Amnesty International found a concerning pattern in which the authorities are weaponising sections 25 (Transmission, publication, etc. of offensive, false or threatening data information), 29 (Publication, transmission, etc. of defamatory information), and 31 (Offence and punishment for deteriorating law and order, etc.) of the Act to target and harass critical voices.

According to the organistaion, Bangladesh has at least 433 people imprisoned under the DSA as of July 2021, most of whom are held on allegations of publishing false and offensive information online.

Association

Routine use of enforced disappearances by authorities

Human Rights Watch published a new report on 16th August 2021, “‘Where No Sun Can Enter’: A Decade of Enforced Disappearances in Bangladesh,” which finds that, despite credible and consistent evidence that Bangladesh security forces routinely commit enforced disappearances, the ruling Awami League has ignored calls by donor governments, the UN, human rights organisations and civil society to address the culture of impunity.
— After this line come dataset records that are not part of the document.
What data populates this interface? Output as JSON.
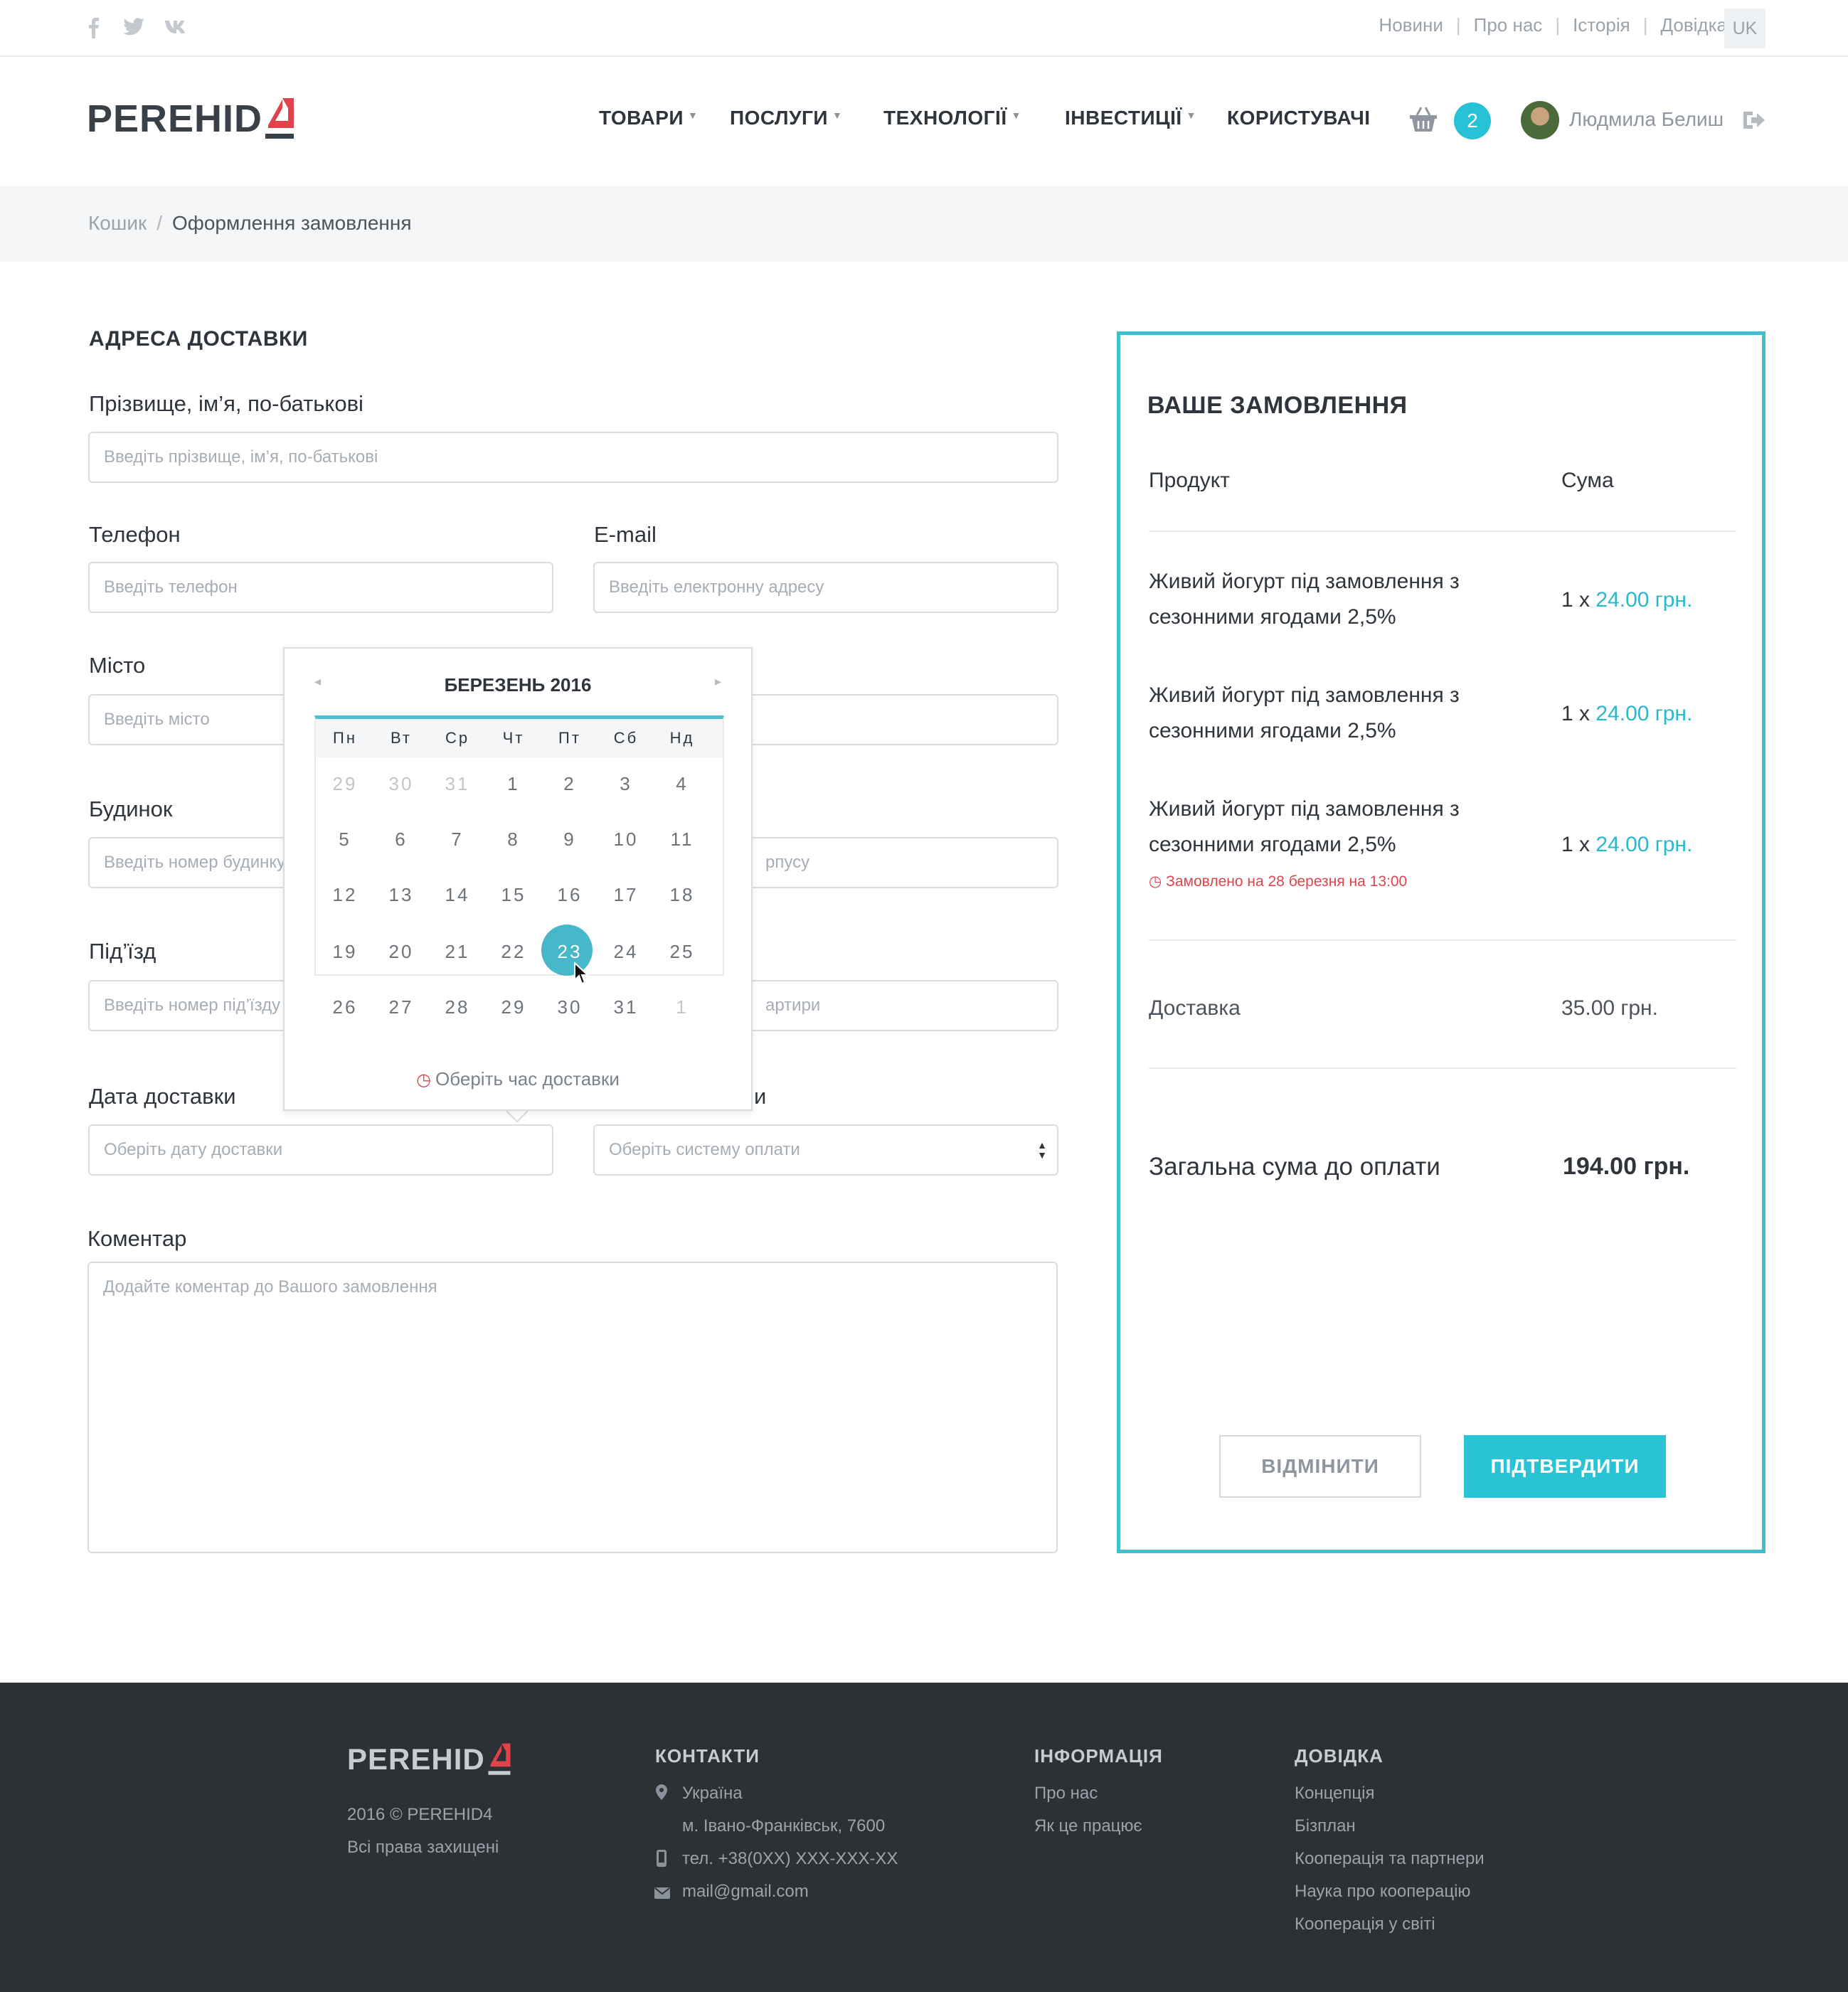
{
  "topbar": {
    "social": [
      "f",
      "t",
      "vk"
    ],
    "links": [
      "Новини",
      "Про нас",
      "Історія",
      "Довідка"
    ],
    "lang": "UK"
  },
  "header": {
    "logo": "PEREHID",
    "logo_mark": "4",
    "nav": [
      "ТОВАРИ",
      "ПОСЛУГИ",
      "ТЕХНОЛОГІЇ",
      "ІНВЕСТИЦІЇ",
      "КОРИСТУВАЧІ"
    ],
    "cart_count": "2",
    "user_name": "Людмила Белиш",
    "icons": [
      "basket-icon",
      "logout-icon"
    ]
  },
  "breadcrumb": {
    "items": [
      "Кошик",
      "Оформлення замовлення"
    ],
    "separator": "/"
  },
  "form": {
    "section_title": "АДРЕСА ДОСТАВКИ",
    "fullname_label": "Прізвище, ім’я, по-батькові",
    "fullname_placeholder": "Введіть прізвище, ім’я, по-батькові",
    "phone_label": "Телефон",
    "phone_placeholder": "Введіть телефон",
    "email_label": "E-mail",
    "email_placeholder": "Введіть електронну адресу",
    "city_label": "Місто",
    "city_placeholder": "Введіть місто",
    "house_label": "Будинок",
    "house_placeholder": "Введіть номер будинку",
    "corpus_placeholder_visible": "рпусу",
    "entrance_label": "Під’їзд",
    "entrance_placeholder": "Введіть номер під’їзду",
    "apartment_placeholder_visible": "артири",
    "date_label": "Дата доставки",
    "date_placeholder": "Оберіть дату доставки",
    "payment_label_visible": "и",
    "payment_placeholder": "Оберіть систему оплати",
    "comment_label": "Коментар",
    "comment_placeholder": "Додайте коментар до Вашого замовлення"
  },
  "calendar": {
    "title": "БЕРЕЗЕНЬ 2016",
    "prev": "◂",
    "next": "▸",
    "weekdays": [
      "Пн",
      "Вт",
      "Ср",
      "Чт",
      "Пт",
      "Сб",
      "Нд"
    ],
    "weeks": [
      [
        "29",
        "30",
        "31",
        "1",
        "2",
        "3",
        "4"
      ],
      [
        "5",
        "6",
        "7",
        "8",
        "9",
        "10",
        "11"
      ],
      [
        "12",
        "13",
        "14",
        "15",
        "16",
        "17",
        "18"
      ],
      [
        "19",
        "20",
        "21",
        "22",
        "23",
        "24",
        "25"
      ],
      [
        "26",
        "27",
        "28",
        "29",
        "30",
        "31",
        "1"
      ]
    ],
    "selected": "23",
    "footer": "Оберіть час доставки"
  },
  "order": {
    "title": "ВАШЕ ЗАМОВЛЕННЯ",
    "col_product": "Продукт",
    "col_sum": "Сума",
    "items": [
      {
        "line1": "Живий йогурт під замовлення з",
        "line2": "сезонними ягодами 2,5%",
        "qty": "1 x",
        "price": "24.00 грн."
      },
      {
        "line1": "Живий йогурт під замовлення з",
        "line2": "сезонними ягодами 2,5%",
        "qty": "1 x",
        "price": "24.00 грн."
      },
      {
        "line1": "Живий йогурт під замовлення з",
        "line2": "сезонними ягодами 2,5%",
        "qty": "1 x",
        "price": "24.00 грн."
      }
    ],
    "note_prefix": "Замовлено на",
    "note_date": "28 березня",
    "note_mid": "на",
    "note_time": "13:00",
    "delivery_label": "Доставка",
    "delivery_value": "35.00 грн.",
    "total_label": "Загальна сума до оплати",
    "total_value": "194.00 грн.",
    "cancel": "ВІДМІНИТИ",
    "confirm": "ПІДТВЕРДИТИ"
  },
  "footer": {
    "logo": "PEREHID",
    "logo_mark": "4",
    "copyright": "2016 © PEREHID4",
    "rights": "Всі права захищені",
    "contacts_title": "КОНТАКТИ",
    "country": "Україна",
    "city": "м. Івано-Франківськ, 7600",
    "phone": "тел. +38(0XX) XXX-XXX-XX",
    "email": "mail@gmail.com",
    "info_title": "ІНФОРМАЦІЯ",
    "info_links": [
      "Про нас",
      "Як це працює"
    ],
    "help_title": "ДОВІДКА",
    "help_links": [
      "Концепція",
      "Бізплан",
      "Кооперація та партнери",
      "Наука про кооперацію",
      "Кооперація у світі"
    ]
  },
  "colors": {
    "accent": "#29c1d6",
    "order_border": "#40bfcc",
    "alert": "#e0434c",
    "footer_bg": "#2d3134"
  }
}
This report, based on over 115 interviews conducted between July 2020 and March 2021 with victims, their family members and witnesses to enforced disappearances, finds that Bangladesh authorities consistently refuse to investigate enforced disappearances and to hold those responsible accountable. Human Rights Watch also found that the authorities use enforced disappearances – and the threat of enforced disappearances – to silence critics, chilling free speech.

The notoriously abusive Rapid Action Battalion (RAB) is responsible for more enforced disappearances in Bangladesh than any other unit, according to Bangladeshi human rights organisations. Describing the unit as a “death squad,” human rights organisations have repeatedly called for RAB to be disbanded

According to human rights group Odhikar, from April to June 2021, a total of five persons were allegedly disappeared after being picked up by men claiming to be or dressed as members of law enforcement agencies. Among them, one disappeared person was shown as arrested after a few days of disappearance but the whereabouts of the other four remain unknown.